- Acha que ele desconfiava? - inquiriu Monte-Cristo, com encantadora ingenuidade.
- Ora essa!... Donde veio o senhor, meu caro conde?
- Do Congo, se quiser.
- Ainda não é suficientemente longe.
- Quer dizer que não conheço os maridos parisienses?
- Meu caro conde, os maridos são os mesmos em toda a parte. A partir do momento em que tenha estudado o indivíduo em qualquer país, conhece a espécie.
- Mas então por que motivo se zangaram Danglars e Debray? Pareciam entender-se tão bem... - observou Monte-Cristo, com novo assomo de ingenuidade.
- Ora aí está! Nesse caso entramos nos mistérios de ísis, e eu não sou iniciado. Quando o Sr. Cavalcanti filho for da família, pergunte-lhe isso.
A carruagem parou.
- Pronto, chegámos - disse Monte-Cristo. - São apenas dez e meia, suba.
- De boa vontade.
- A minha carruagem levá-lo á.
- Não, obrigado. O meu cupé deve ter-nos seguido.
- De facto, vem aí - confirmou Monte-Cristo, apeando-se.
Entraram ambos na casa. A sala estava iluminada e para lá se dirigiram.
- Faça-nos chá, Baptistin - ordenou Monte-Cristo.

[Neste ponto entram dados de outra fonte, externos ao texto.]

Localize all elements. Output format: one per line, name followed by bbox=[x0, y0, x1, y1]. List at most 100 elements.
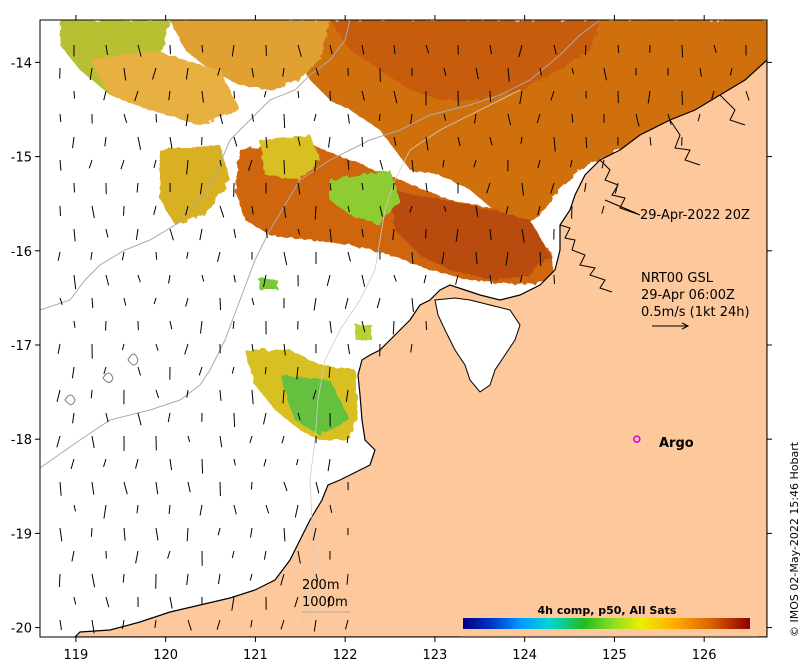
current-vector bbox=[361, 90, 365, 101]
current-vector bbox=[56, 435, 61, 448]
inlet-king-sound bbox=[434, 297, 521, 393]
current-vector bbox=[647, 90, 651, 104]
current-vector bbox=[105, 412, 109, 423]
current-vector bbox=[233, 504, 237, 515]
sst-patch-northwest-2 bbox=[90, 50, 240, 125]
current-vector bbox=[105, 44, 108, 55]
current-vector bbox=[123, 297, 127, 306]
current-vector bbox=[154, 619, 157, 628]
sst-patch-central-green bbox=[330, 170, 400, 225]
current-vector bbox=[105, 274, 110, 286]
argo-float-marker[interactable] bbox=[633, 435, 641, 443]
current-vector bbox=[361, 182, 364, 191]
current-vector bbox=[103, 458, 107, 467]
lat-tick-label: -20 bbox=[11, 622, 32, 637]
current-vector bbox=[312, 527, 317, 541]
current-vector bbox=[585, 136, 588, 149]
current-vector bbox=[442, 159, 445, 168]
current-vector bbox=[411, 159, 414, 173]
current-vector bbox=[199, 320, 203, 334]
current-vector bbox=[59, 113, 62, 123]
colorbar-tick-label: 31 bbox=[718, 635, 733, 648]
current-vector bbox=[314, 159, 317, 172]
current-vector bbox=[519, 274, 523, 282]
current-vector bbox=[361, 228, 364, 238]
current-vector bbox=[137, 44, 142, 57]
swath-time-label: 29-Apr-2022 20Z bbox=[640, 208, 750, 223]
current-vector bbox=[231, 366, 235, 374]
current-vector bbox=[505, 251, 509, 266]
current-vectors bbox=[56, 44, 750, 634]
colorbar-ticks: 26 27 28 29 30 31 bbox=[479, 635, 733, 648]
colorbar-tick-label: 29 bbox=[623, 635, 638, 648]
current-vector bbox=[393, 136, 397, 146]
current-vector bbox=[329, 228, 332, 243]
current-vector bbox=[134, 90, 139, 102]
current-vector bbox=[392, 182, 395, 190]
current-vector bbox=[73, 274, 77, 290]
current-vector bbox=[312, 389, 317, 400]
current-vector bbox=[91, 619, 95, 634]
bathymetry-shelf-edge bbox=[299, 89, 521, 631]
current-vector bbox=[185, 205, 189, 216]
current-vector bbox=[489, 228, 492, 241]
colorbar-ramp bbox=[463, 618, 750, 629]
current-vector bbox=[315, 67, 319, 76]
sst-patch-small-1 bbox=[355, 325, 372, 340]
current-vector bbox=[571, 113, 574, 123]
current-vector bbox=[56, 389, 61, 402]
current-vector bbox=[167, 550, 171, 559]
sst-field bbox=[60, 20, 767, 440]
current-vector bbox=[155, 389, 160, 399]
bathymetry-legend-200m: 200m bbox=[302, 578, 339, 593]
lat-tick-label: -14 bbox=[11, 56, 32, 71]
current-vector bbox=[328, 136, 331, 148]
current-vector bbox=[153, 159, 157, 169]
current-vector bbox=[361, 320, 366, 333]
map-plot-area[interactable]: Argo 29-Apr-2022 20Z NRT00 GSL 29-Apr 06… bbox=[40, 20, 767, 648]
current-vector bbox=[153, 297, 157, 305]
current-vector bbox=[280, 619, 285, 630]
current-vector bbox=[313, 113, 317, 122]
current-vector bbox=[711, 90, 715, 100]
current-vector bbox=[155, 343, 159, 351]
colorbar-tick-label: 26 bbox=[479, 635, 495, 648]
current-vector bbox=[185, 113, 189, 127]
current-vector bbox=[584, 182, 587, 192]
current-vector bbox=[184, 343, 189, 355]
current-vector bbox=[283, 527, 286, 542]
current-vector bbox=[233, 90, 236, 99]
current-vector bbox=[103, 90, 107, 101]
current-vector bbox=[393, 274, 397, 282]
coastline-kimberley bbox=[559, 94, 746, 293]
current-vector bbox=[425, 320, 428, 330]
current-vector bbox=[135, 550, 139, 564]
current-vector bbox=[219, 389, 222, 401]
current-vector bbox=[282, 389, 285, 404]
current-vector bbox=[169, 136, 173, 149]
current-vector bbox=[103, 504, 107, 519]
current-vector bbox=[250, 527, 253, 538]
current-vector bbox=[153, 205, 157, 216]
current-vector bbox=[521, 228, 525, 243]
current-vector bbox=[263, 274, 267, 288]
current-vector bbox=[553, 136, 556, 152]
current-vector bbox=[521, 182, 524, 196]
lon-tick-label: 123 bbox=[422, 648, 447, 663]
current-vector bbox=[283, 251, 288, 266]
current-vector bbox=[280, 573, 285, 586]
current-vector bbox=[507, 67, 510, 82]
current-vector bbox=[59, 619, 62, 631]
colorbar-tick-label: 28 bbox=[575, 635, 590, 648]
current-vector bbox=[185, 67, 189, 80]
current-vector bbox=[59, 159, 62, 171]
current-vector bbox=[251, 343, 254, 352]
current-vector bbox=[617, 44, 620, 53]
sst-patch-north-3 bbox=[170, 20, 330, 90]
current-vector bbox=[550, 182, 555, 194]
current-vector bbox=[89, 67, 93, 81]
lon-tick-label: 121 bbox=[243, 648, 268, 663]
current-vector bbox=[232, 320, 235, 329]
current-vector bbox=[282, 67, 285, 77]
current-vector bbox=[296, 366, 299, 380]
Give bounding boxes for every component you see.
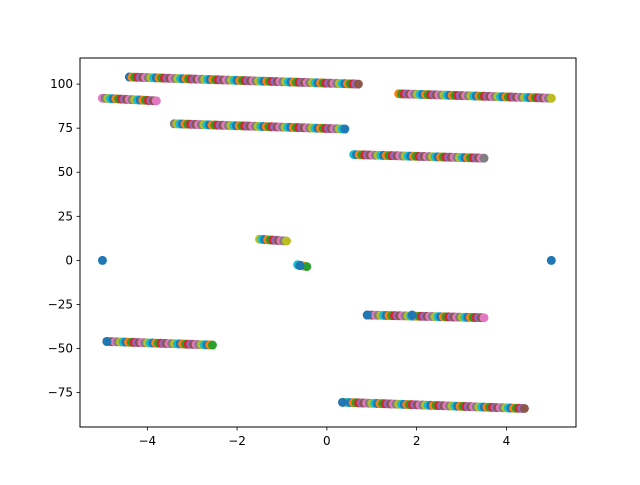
x-axis: −4 −2 0 2 4 (138, 427, 510, 448)
y-axis: −75 −50 −25 0 25 50 75 100 (48, 77, 80, 400)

Baptistin saiu sem abrir a boca. Passados dois segundos reapareceu com uma bandeja completamente servida e que, como as colações das mágicas, parecia saída do chão.
- Na verdade - disse Morcerf -, o que admiro no senhor, meu caro conde, não é a sua riqueza; talvez haja pessoas mais ricas do que o senhor. Nem o seu espírito; Beaumarchais não tinha mais, mas tinha tanto. É a sua maneira de ser servido, sem que lhe respondam uma palavra, num minuto, num segundo, como se o adivinhassem, a forma como pede o que deseja e como o que deseja está sempre pronto.
- O que diz é um pouco verdade. Conhecem os meus hábitos. Por exemplo, vai ver: não deseja fazer qualquer coisa enquanto bebe o seu chá?
- Bom, apetece-me fumar...
Monte-Cristo aproximou-se da campainha e tocou uma vez.
Passado um segundo, abriu-se uma porta particular e apareceu Ali com dois chíbuques cheios de excelente tabaco turco.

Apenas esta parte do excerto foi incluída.